The lawsuit claims Risk Strategies lost “long-standing customer relationships” and suffered “erosion of goodwill.” For drivers, this translates to potential service disruptions and the hassle of rebuilding relationships with new agents who don’t know your driving history or coverage needs.
The Bigger Picture on Broker Mobility
This case highlights a growing trend in the insurance industry. As consolidation creates larger firms like Risk Strategies, veteran agents often feel disconnected from the personal service model that built their careers. Connecticut has relatively weak non-compete enforcement compared to states like California, where such agreements are largely unenforceable.
The defensive driving discount you negotiated with your longtime agent? That institutional knowledge often walks out the door with them, even if your policy terms remain unchanged.

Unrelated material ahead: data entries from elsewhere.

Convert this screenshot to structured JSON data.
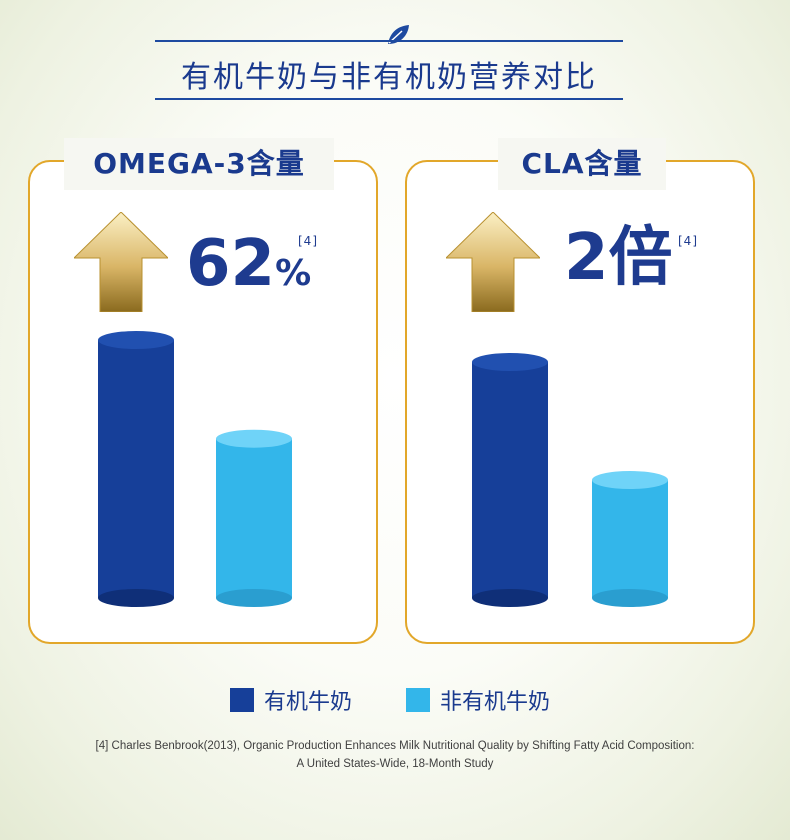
{
  "page": {
    "title": "有机牛奶与非有机奶营养对比",
    "footnote_line1": "[4] Charles Benbrook(2013), Organic Production Enhances Milk Nutritional Quality by Shifting Fatty Acid Composition:",
    "footnote_line2": "A United States-Wide, 18-Month Study"
  },
  "colors": {
    "organic": "#163f99",
    "non_organic": "#33b6ea",
    "accent_gold": "#e2a72a",
    "text_blue": "#1a3a8e"
  },
  "icons": {
    "title": "leaf-icon",
    "increase": "up-arrow-icon"
  },
  "legend": [
    {
      "label": "有机牛奶",
      "color": "#163f99"
    },
    {
      "label": "非有机牛奶",
      "color": "#33b6ea"
    }
  ],
  "chart_data": [
    {
      "type": "bar",
      "title": "OMEGA-3含量",
      "headline_value": "62",
      "headline_unit": "%",
      "reference": "[4]",
      "categories": [
        "有机牛奶",
        "非有机牛奶"
      ],
      "values": [
        1.62,
        1.0
      ],
      "ylim": [
        0,
        1.62
      ]
    },
    {
      "type": "bar",
      "title": "CLA含量",
      "headline_value": "2",
      "headline_unit": "倍",
      "reference": "[4]",
      "categories": [
        "有机牛奶",
        "非有机牛奶"
      ],
      "values": [
        2.0,
        1.0
      ],
      "ylim": [
        0,
        2.0
      ]
    }
  ]
}
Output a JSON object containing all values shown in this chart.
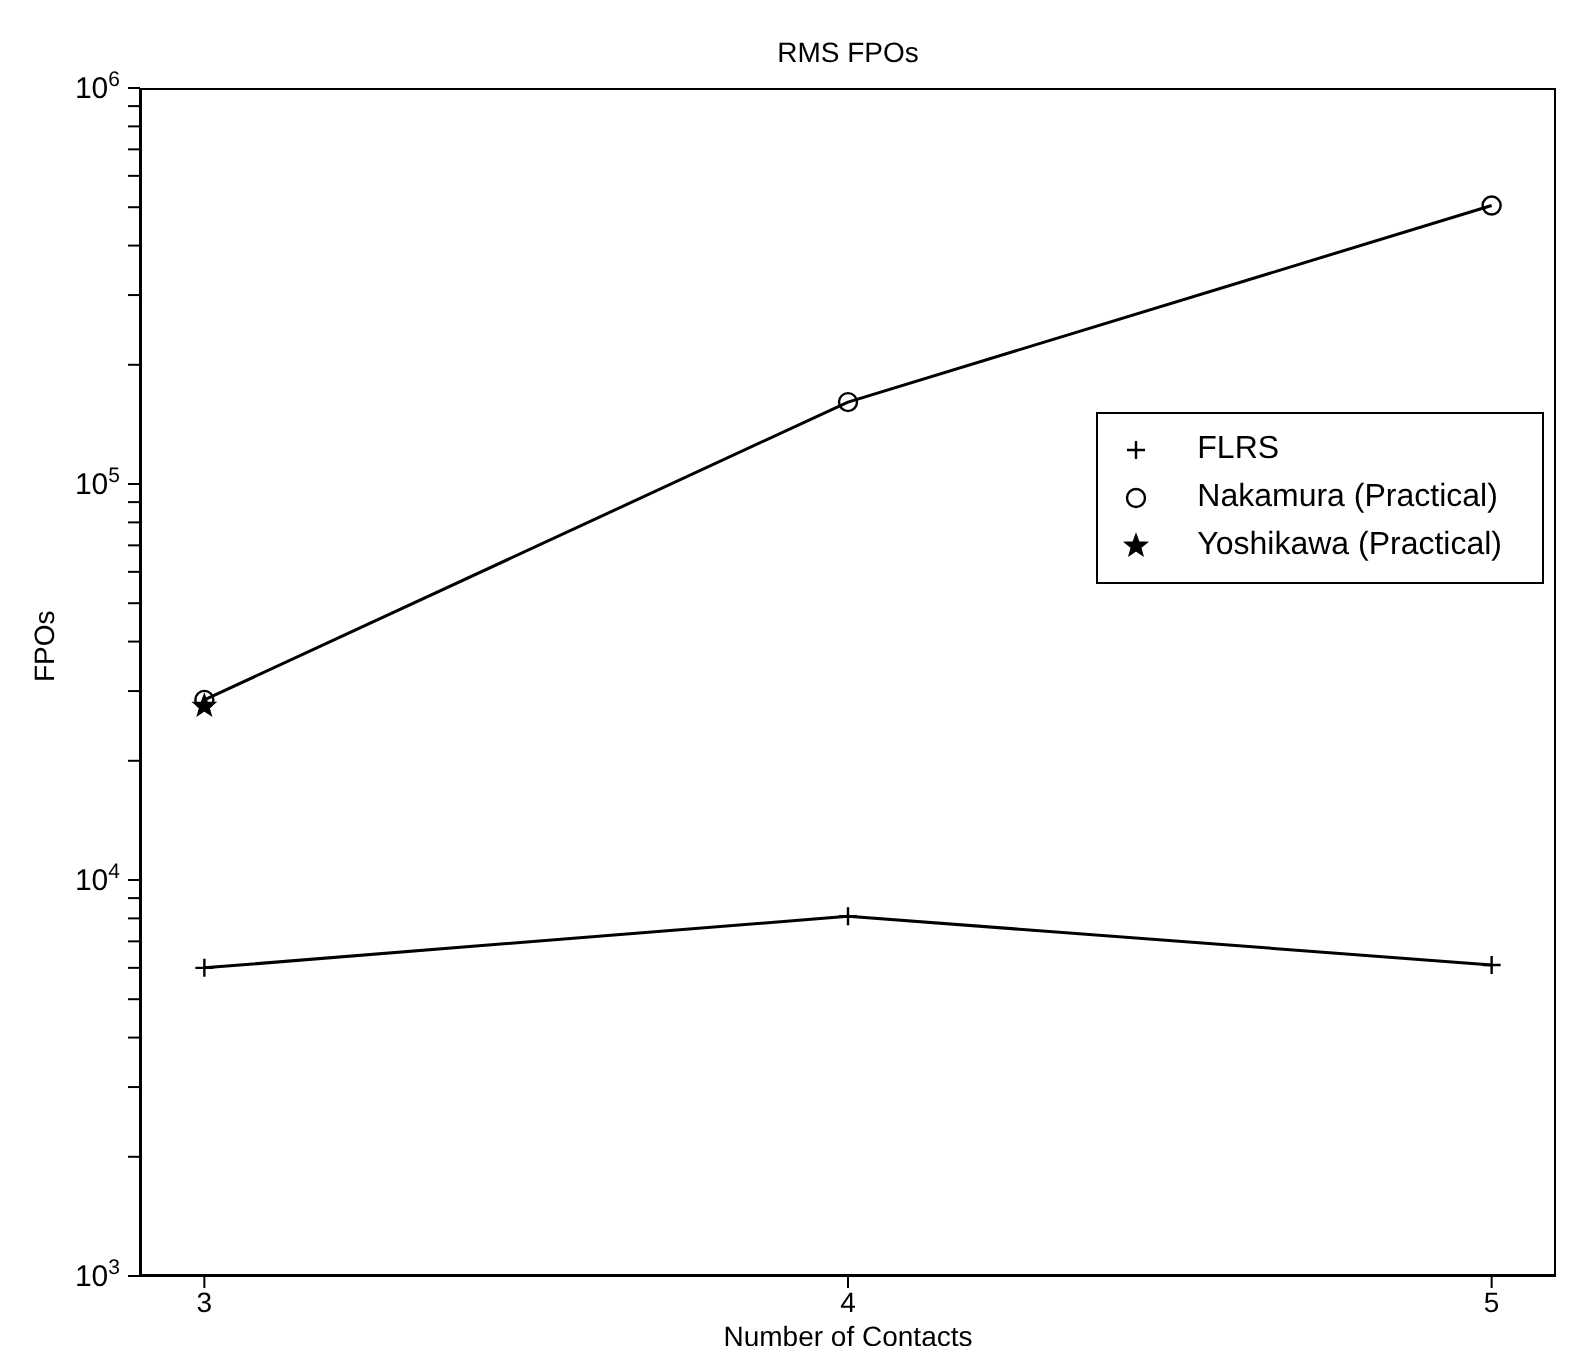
{
  "chart_data": {
    "type": "line",
    "title": "RMS FPOs",
    "xlabel": "Number of Contacts",
    "ylabel": "FPOs",
    "x": [
      3,
      4,
      5
    ],
    "series": [
      {
        "name": "FLRS",
        "color": "#000000",
        "marker": "cross",
        "values": [
          6000,
          8100,
          6100
        ]
      },
      {
        "name": "Nakamura (Practical)",
        "color": "#000000",
        "marker": "circle",
        "values": [
          28500,
          161000,
          505000
        ]
      },
      {
        "name": "Yoshikawa (Practical)",
        "color": "#000000",
        "marker": "star",
        "values": [
          27500,
          null,
          null
        ]
      }
    ],
    "xlim": [
      2.9,
      5.1
    ],
    "xticks": [
      3,
      4,
      5
    ],
    "ylim": [
      1000,
      1000000
    ],
    "log": "y",
    "yticks": [
      {
        "value": 1000,
        "label": "10$^{3}$"
      },
      {
        "value": 2000,
        "label": null
      },
      {
        "value": 3000,
        "label": null
      },
      {
        "value": 4000,
        "label": null
      },
      {
        "value": 5000,
        "label": null
      },
      {
        "value": 6000,
        "label": null
      },
      {
        "value": 7000,
        "label": null
      },
      {
        "value": 8000,
        "label": null
      },
      {
        "value": 9000,
        "label": null
      },
      {
        "value": 10000,
        "label": "10$^{4}$"
      },
      {
        "value": 20000,
        "label": null
      },
      {
        "value": 30000,
        "label": null
      },
      {
        "value": 40000,
        "label": null
      },
      {
        "value": 50000,
        "label": null
      },
      {
        "value": 60000,
        "label": null
      },
      {
        "value": 70000,
        "label": null
      },
      {
        "value": 80000,
        "label": null
      },
      {
        "value": 90000,
        "label": null
      },
      {
        "value": 100000,
        "label": "10$^{5}$"
      },
      {
        "value": 200000,
        "label": null
      },
      {
        "value": 300000,
        "label": null
      },
      {
        "value": 400000,
        "label": null
      },
      {
        "value": 500000,
        "label": null
      },
      {
        "value": 600000,
        "label": null
      },
      {
        "value": 700000,
        "label": null
      },
      {
        "value": 800000,
        "label": null
      },
      {
        "value": 900000,
        "label": null
      },
      {
        "value": 1000000,
        "label": "10$^{6}$"
      }
    ],
    "legend": "right"
  }
}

What Drivers Should Do Now
Review your insurance policy documents to confirm which company actually underwrites your coverage — it’s not always the agency name on your card. Keep copies of your current policy and claims history in case your agent relationship changes unexpectedly. If your agent switches firms, don’t assume your insurance premium will remain the same at the new company. Shop around and compare quotes, as different agencies often have access to different carrier networks. Set up direct communication with your insurance carrier for claims reporting, reducing dependence on any single agent. Consider usage-based insurance (UBI) programs that rely less on agent relationships and more on your actual driving data.
These broker battles remind us that the insurance industry prioritizes business relationships over customer convenience. Smart drivers prepare for agent transitions before they happen.